Algoglobin combines iron-enriched Spirulina and iron bisglycinate with vitamin C, active folate, vitamin B12, zinc and copper. It gives readers who have already discussed suitability with a professional a focused, vegetarian supplement route built around normal blood formation and energy-support nutrient functions.

The Bioactive Iron Energy protocol is the broader option. It places Algoglobin at the centre and adds an ALPHYCA Spirulina format as the nutritional foundation. The useful distinction is simple: Algoglobin is the focused product; the protocol organises it within a more complete daily routine.

This integrated approach reflects how ALPHYCA connects Spirulina cultivation, biomass development and formulation within one system. It explains how the company's iron-support products are developed while remaining separate from clinical investigation and treatment decisions.

What should happen after a low result?

A low result starts a conversation about cause and next steps. Food may support intake, while confirmed deficiency may also require oral iron and follow-up testing. Heavy periods, pregnancy, donation, gastrointestinal symptoms, previous surgery and persistent inflammation can all influence the plan.

Do not chase a higher number without understanding why stores fell. The goal is to restore iron appropriately and address ongoing loss or absorption problems where present.

Fresh spirulina smoothie with soft natural light, representing microalgae-based nutritional support.

When should you seek medical advice?

Contact your GP when the result is below the laboratory range, symptoms persist, periods are heavy, you are pregnant or planning pregnancy, or treatment is not working as expected. Unexplained iron deficiency in adult men and postmenopausal women particularly requires investigation.

Seek prompt advice for chest pain, fainting, marked breathlessness, palpitations, blood in the stool, black tar-like stool before taking iron, severe weakness or other worrying changes.

FAQ

What does a ferritin blood test measure?

It measures ferritin in the blood to help estimate stored iron. A low value supports depleted stores, while inflammation can make a normal or high value harder to interpret.

What is a normal ferritin level in the UK?

There is no single range used by every UK laboratory. Read the interval printed beside your result and discuss it in the context of symptoms, haemoglobin and possible inflammation.

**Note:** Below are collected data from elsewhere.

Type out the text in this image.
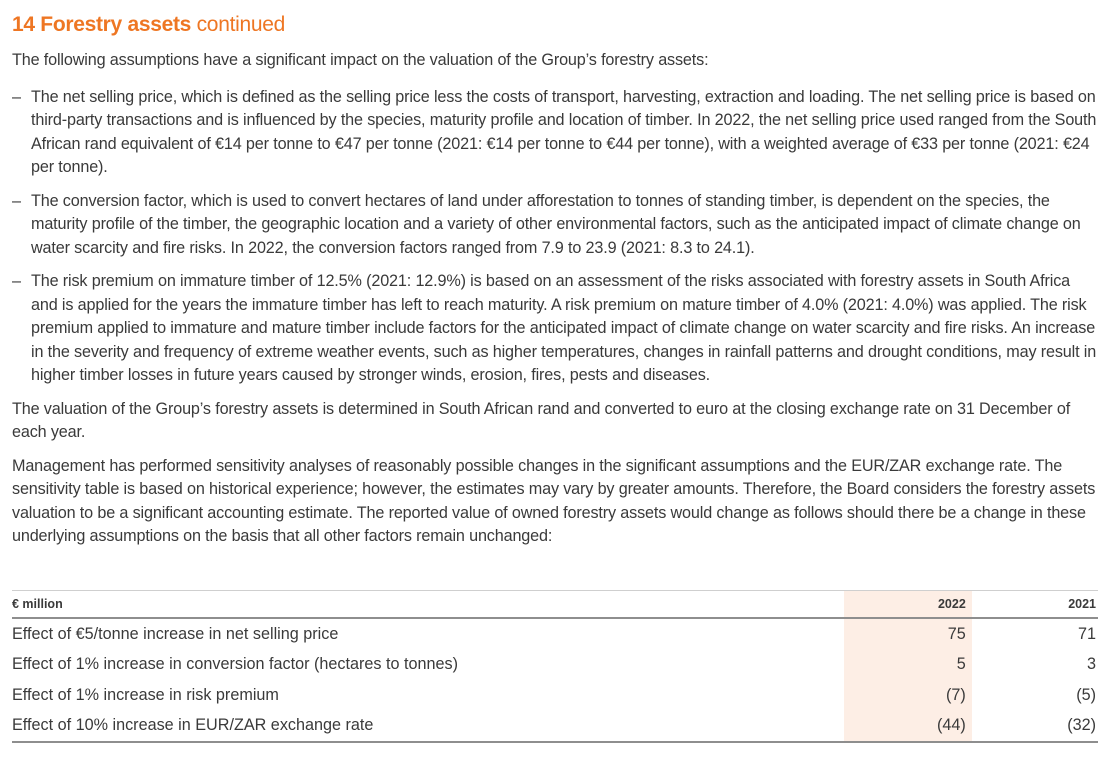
14 Forestry assets continued

The following assumptions have a significant impact on the valuation of the Group’s forestry assets:

– The net selling price, which is defined as the selling price less the costs of transport, harvesting, extraction and loading. The net selling price is based on third-party transactions and is influenced by the species, maturity profile and location of timber. In 2022, the net selling price used ranged from the South African rand equivalent of €14 per tonne to €47 per tonne (2021: €14 per tonne to €44 per tonne), with a weighted average of €33 per tonne (2021: €24 per tonne).
– The conversion factor, which is used to convert hectares of land under afforestation to tonnes of standing timber, is dependent on the species, the maturity profile of the timber, the geographic location and a variety of other environmental factors, such as the anticipated impact of climate change on water scarcity and fire risks. In 2022, the conversion factors ranged from 7.9 to 23.9 (2021: 8.3 to 24.1).
– The risk premium on immature timber of 12.5% (2021: 12.9%) is based on an assessment of the risks associated with forestry assets in South Africa and is applied for the years the immature timber has left to reach maturity. A risk premium on mature timber of 4.0% (2021: 4.0%) was applied. The risk premium applied to immature and mature timber include factors for the anticipated impact of climate change on water scarcity and fire risks. An increase in the severity and frequency of extreme weather events, such as higher temperatures, changes in rainfall patterns and drought conditions, may result in higher timber losses in future years caused by stronger winds, erosion, fires, pests and diseases.

The valuation of the Group’s forestry assets is determined in South African rand and converted to euro at the closing exchange rate on 31 December of each year.

Management has performed sensitivity analyses of reasonably possible changes in the significant assumptions and the EUR/ZAR exchange rate. The sensitivity table is based on historical experience; however, the estimates may vary by greater amounts. Therefore, the Board considers the forestry assets valuation to be a significant accounting estimate. The reported value of owned forestry assets would change as follows should there be a change in these underlying assumptions on the basis that all other factors remain unchanged:

€ million	2022	2021
Effect of €5/tonne increase in net selling price	75	71
Effect of 1% increase in conversion factor (hectares to tonnes)	5	3
Effect of 1% increase in risk premium	(7)	(5)
Effect of 10% increase in EUR/ZAR exchange rate	(44)	(32)
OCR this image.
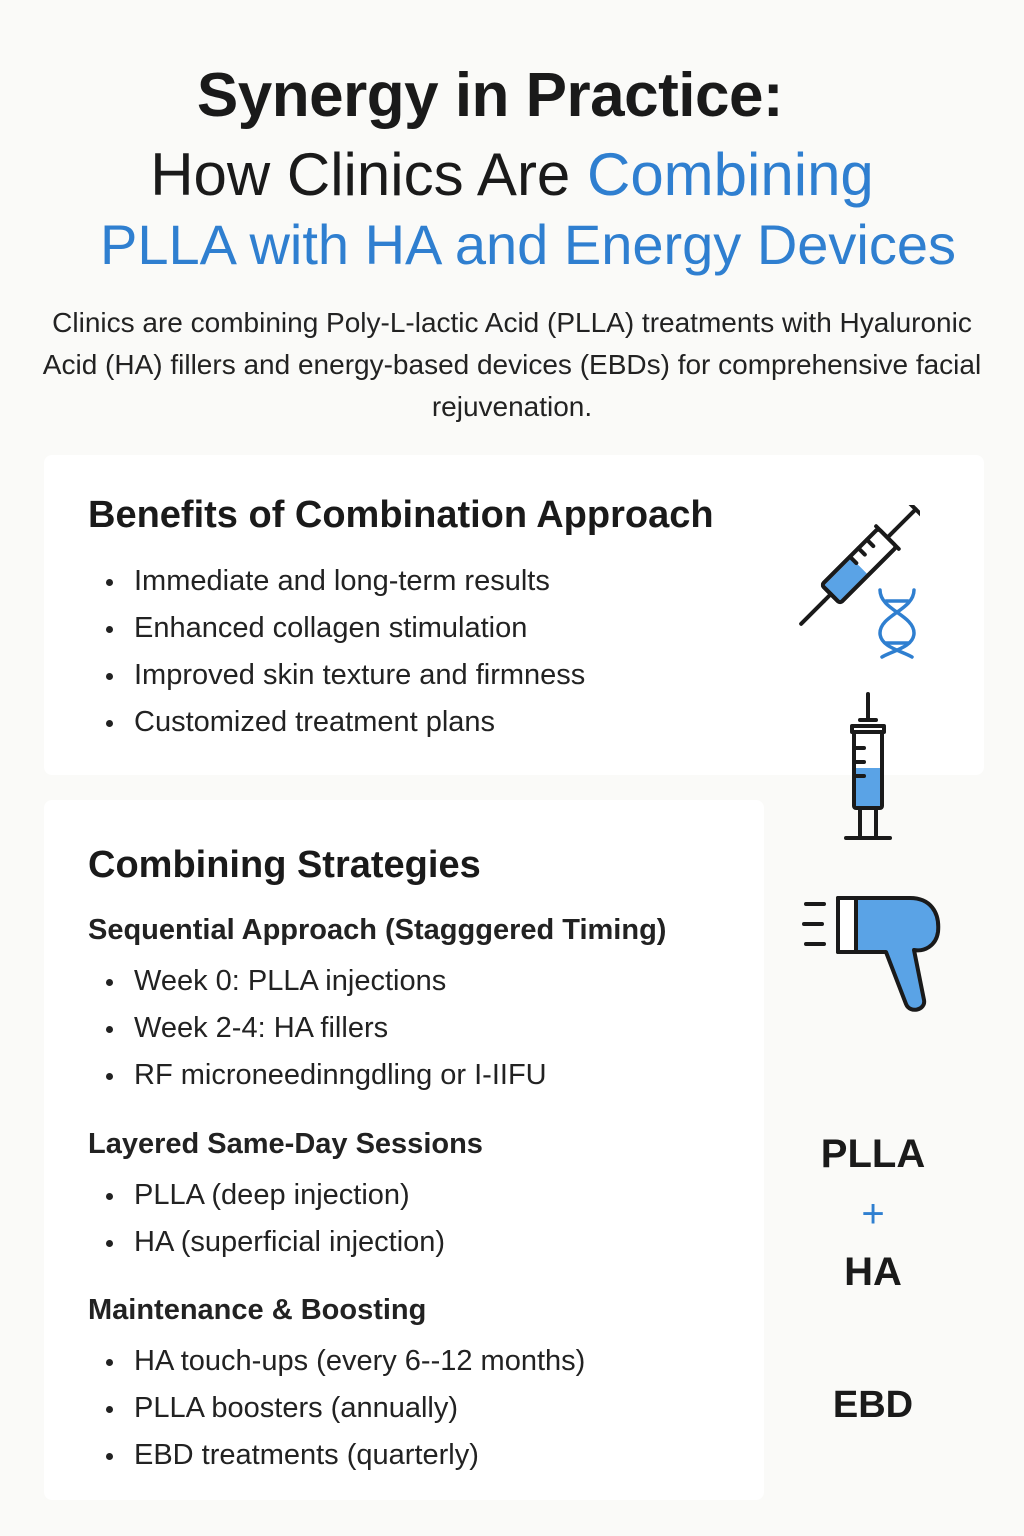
Synergy in Practice:
How Clinics Are Combining
PLLA with HA and Energy Devices
Clinics are combining Poly-L-lactic Acid (PLLA) treatments with Hyaluronic Acid (HA) fillers and energy-based devices (EBDs) for comprehensive facial rejuvenation.
Benefits of Combination Approach
Immediate and long-term results
Enhanced collagen stimulation
Improved skin texture and firmness
Customized treatment plans
Combining Strategies
Sequential Approach (Stagggered Timing)
Week 0: PLLA injections
Week 2-4: HA fillers
RF microneedinngdling or I-IIFU
Layered Same-Day Sessions
PLLA (deep injection)
HA (superficial injection)
Maintenance & Boosting
HA touch-ups (every 6--12 months)
PLLA boosters (annually)
EBD treatments (quarterly)
PLLA
+
HA
EBD
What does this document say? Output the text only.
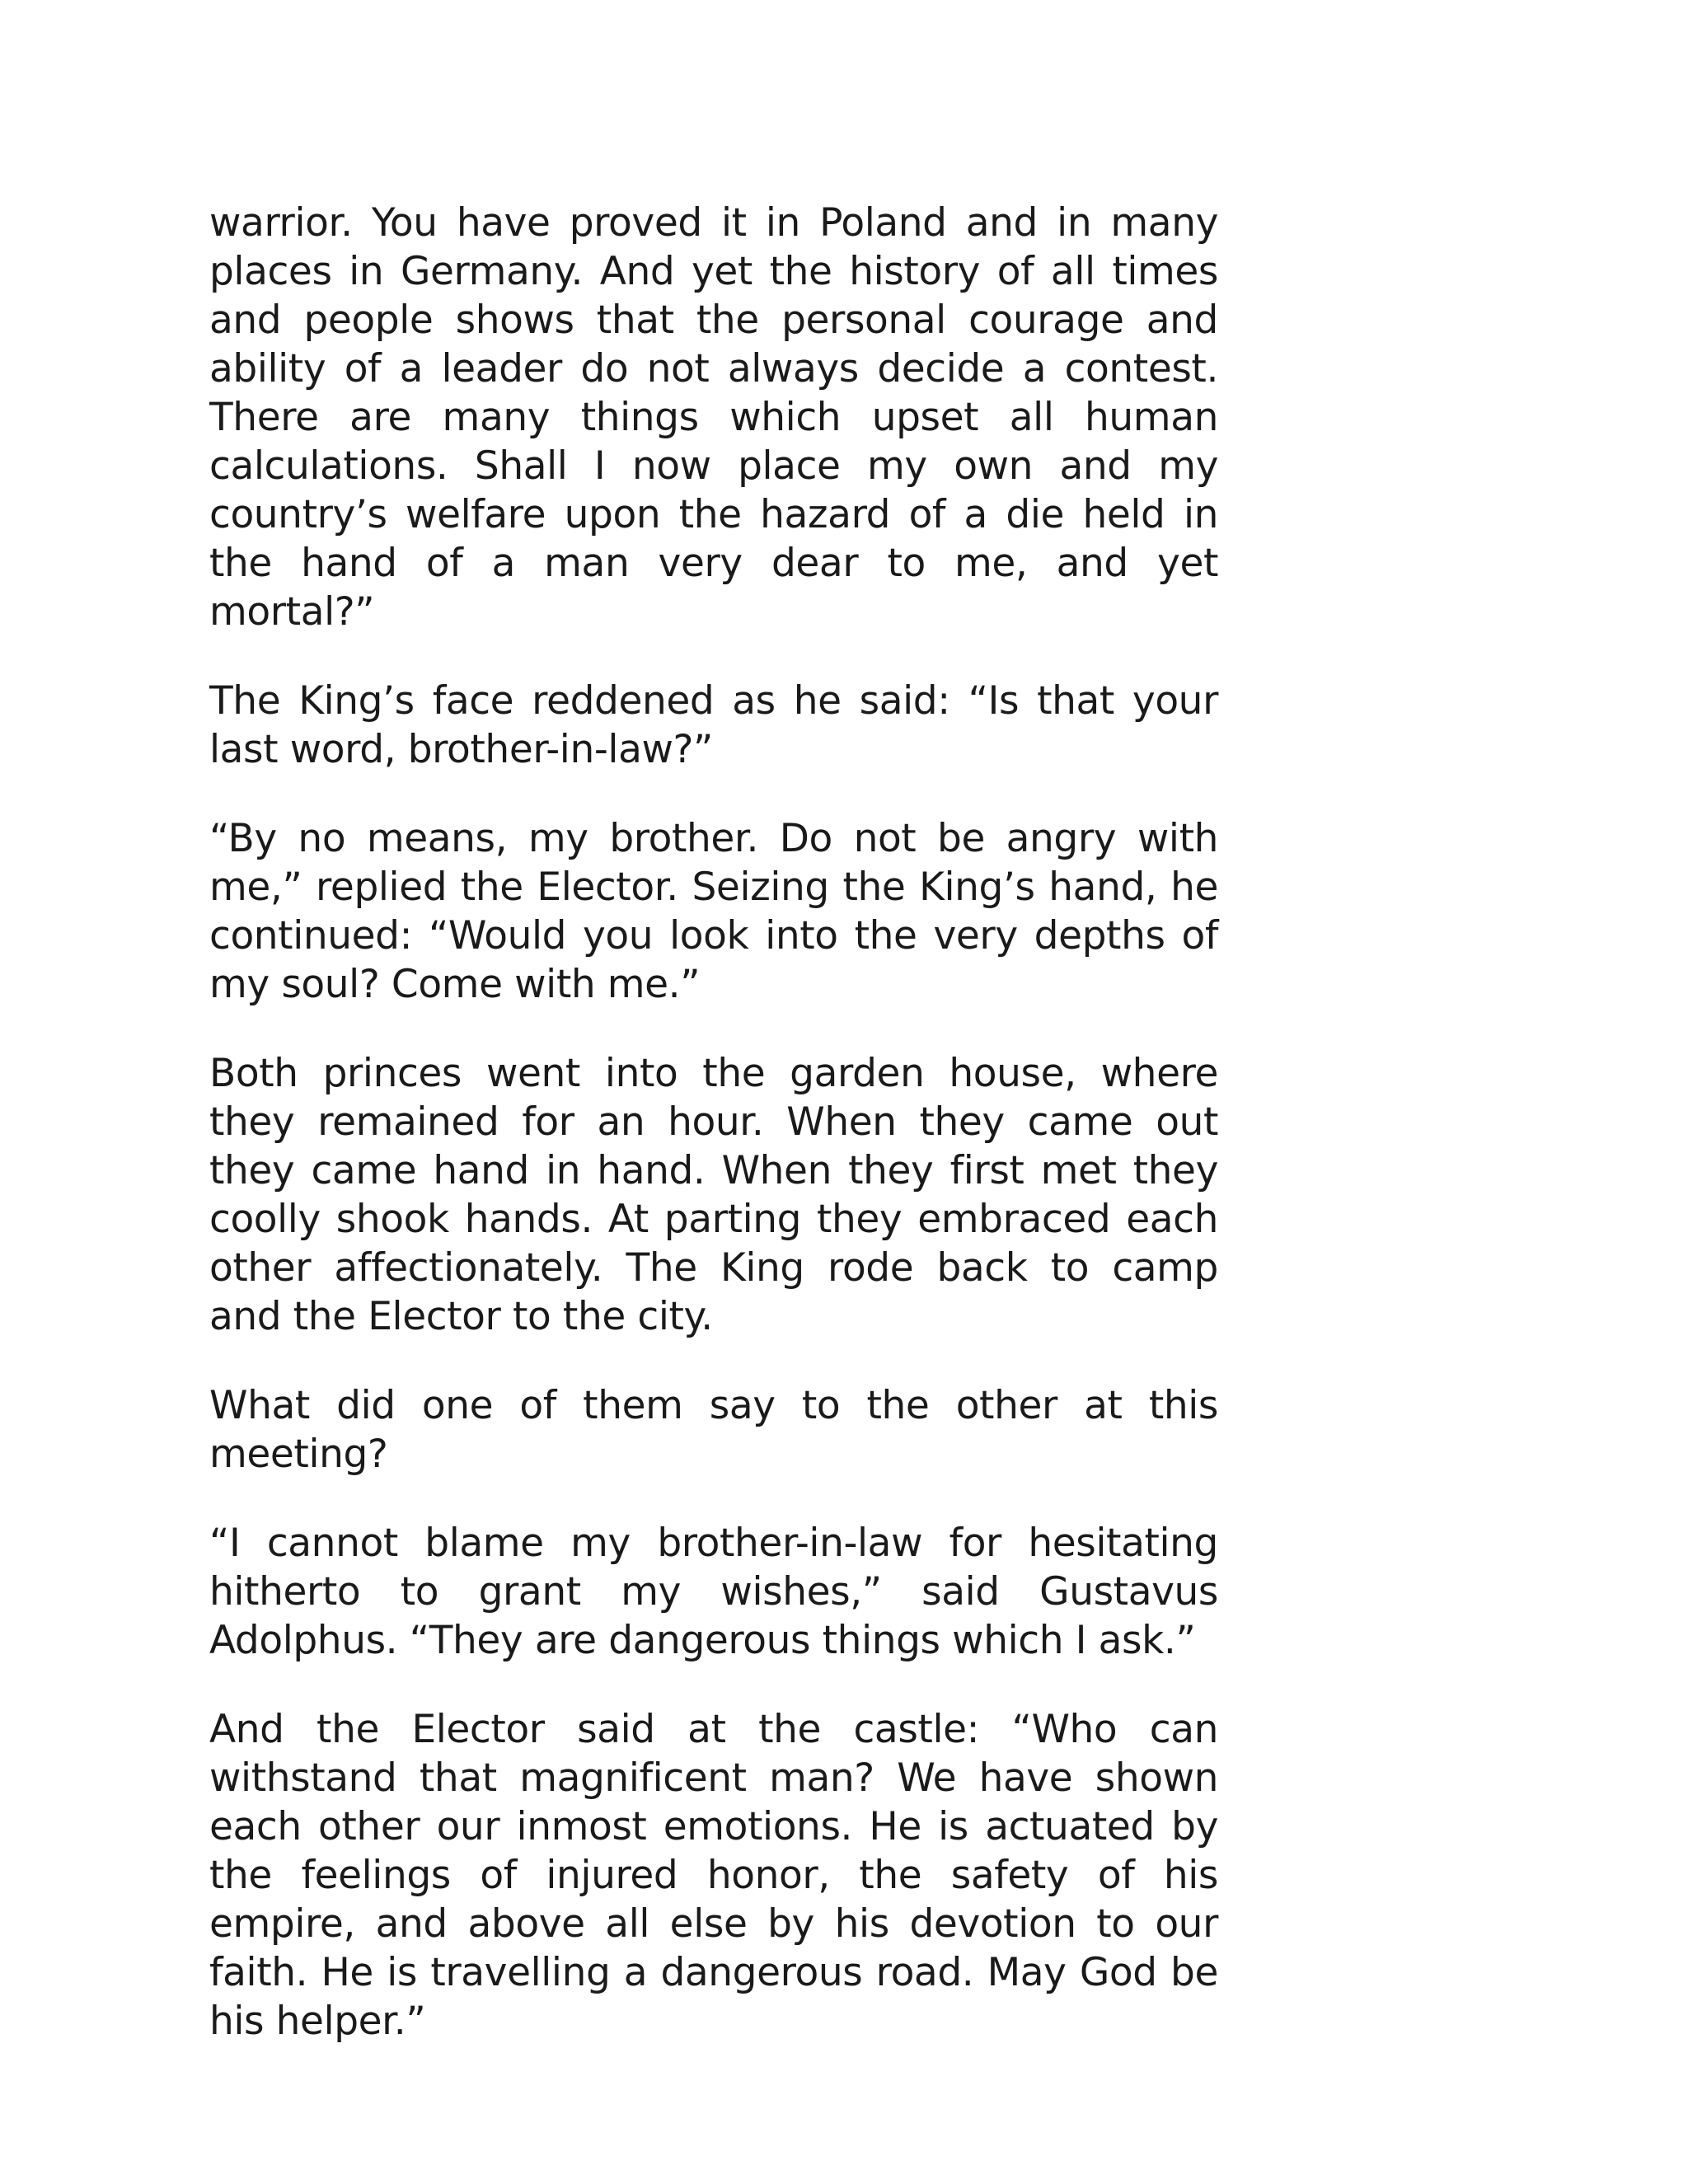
warrior. You have proved it in Poland and in many places in Germany. And yet the history of all times and people shows that the personal courage and ability of a leader do not always decide a contest. There are many things which upset all human calculations. Shall I now place my own and my country’s welfare upon the hazard of a die held in the hand of a man very dear to me, and yet mortal?”

The King’s face reddened as he said: “Is that your last word, brother-in-law?”

“By no means, my brother. Do not be angry with me,” replied the Elector. Seizing the King’s hand, he continued: “Would you look into the very depths of my soul? Come with me.”

Both princes went into the garden house, where they remained for an hour. When they came out they came hand in hand. When they first met they coolly shook hands. At parting they embraced each other affectionately. The King rode back to camp and the Elector to the city.

What did one of them say to the other at this meeting?

“I cannot blame my brother-in-law for hesitating hitherto to grant my wishes,” said Gustavus Adolphus. “They are dangerous things which I ask.”

And the Elector said at the castle: “Who can withstand that magnificent man? We have shown each other our inmost emotions. He is actuated by the feelings of injured honor, the safety of his empire, and above all else by his devotion to our faith. He is travelling a dangerous road. May God be his helper.”
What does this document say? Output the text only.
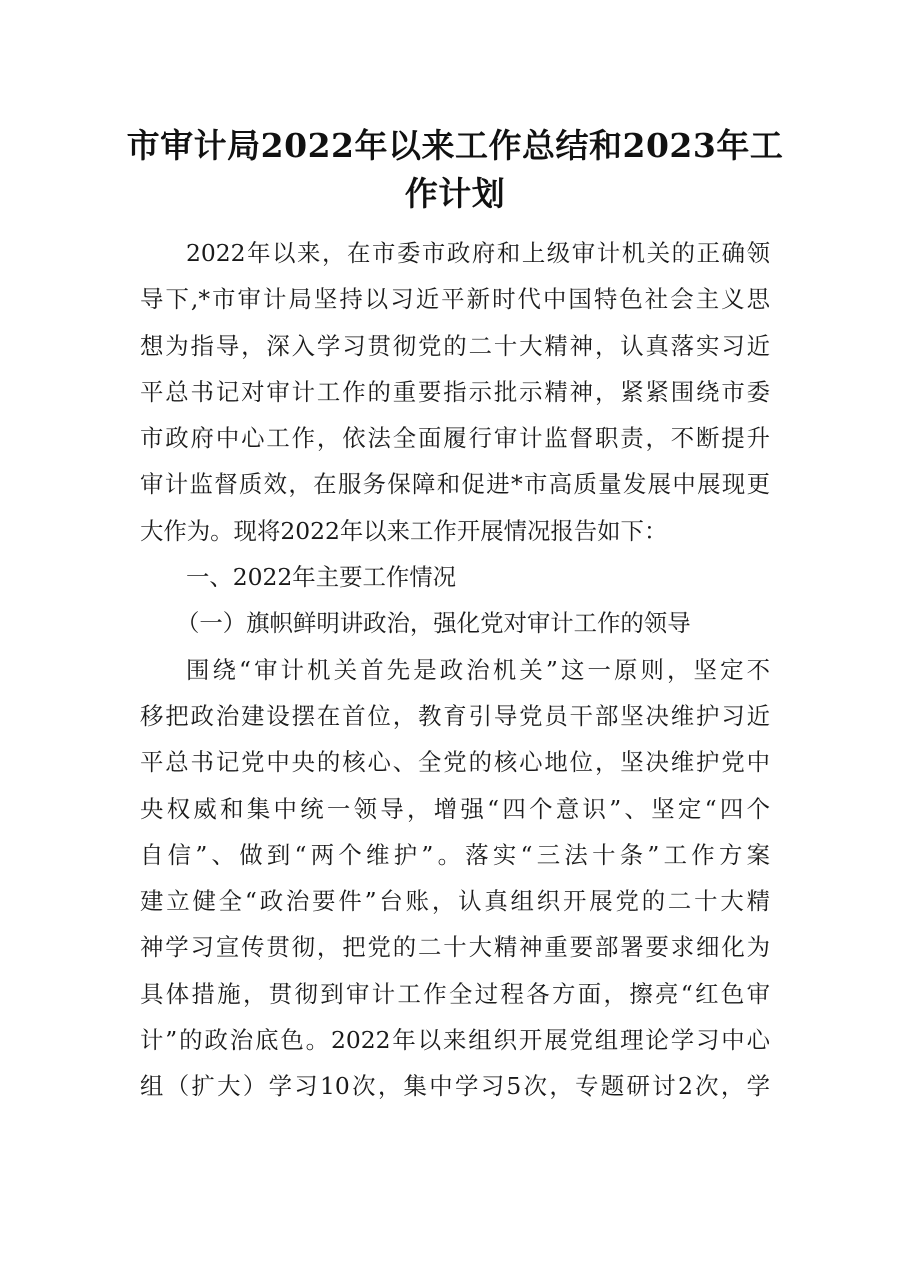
市审计局2022年以来工作总结和2023年工
作计划
2022年以来，在市委市政府和上级审计机关的正确领
导下,*市审计局坚持以习近平新时代中国特色社会主义思
想为指导，深入学习贯彻党的二十大精神，认真落实习近
平总书记对审计工作的重要指示批示精神，紧紧围绕市委
市政府中心工作，依法全面履行审计监督职责，不断提升
审计监督质效，在服务保障和促进*市高质量发展中展现更
大作为。现将2022年以来工作开展情况报告如下：
一、2022年主要工作情况
（一）旗帜鲜明讲政治，强化党对审计工作的领导
围绕“审计机关首先是政治机关”这一原则，坚定不
移把政治建设摆在首位，教育引导党员干部坚决维护习近
平总书记党中央的核心、全党的核心地位，坚决维护党中
央权威和集中统一领导，增强“四个意识”、坚定“四个
自信”、做到“两个维护”。落实“三法十条”工作方案
建立健全“政治要件”台账，认真组织开展党的二十大精
神学习宣传贯彻，把党的二十大精神重要部署要求细化为
具体措施，贯彻到审计工作全过程各方面，擦亮“红色审
计”的政治底色。2022年以来组织开展党组理论学习中心
组（扩大）学习10次，集中学习5次，专题研讨2次，学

Do I need to fast before a ferritin blood test?

Usually not for ferritin alone. Follow the appointment instructions because other tests taken at the same time may require preparation.

How long do ferritin results take?

Turnaround varies by laboratory and urgency. The arranging service can tell you when and how your results will be available.

Where does Algoglobin fit after testing?

Algoglobin is ALPHYCA's targeted vegetarian iron-support formula. Consider it only after understanding the result, its likely cause and whether a food supplement is appropriate alongside any recommended treatment.

Key takeaways

  • Ferritin helps estimate iron stores and may become low before haemoglobin.
  • Use the range printed by the laboratory rather than a universal online “optimal” range.
  • Inflammation can raise ferritin and change how the result is interpreted.
  • Ferritin usually needs no special preparation, but follow the instructions for the complete blood-test appointment.
  • A low result should lead to consideration of intake, blood loss, requirements, absorption and appropriate treatment.
  • Algoglobin and Bioactive Iron Energy provide focused-product and structured-protocol ways to explore ALPHYCA's iron-support work.

Final thought

A ferritin result is most useful when it turns a vague concern into a sensible next step. Read the number in context, understand the likely cause and then choose food, treatment or supplemental support for a clear reason—not simply to chase a laboratory target.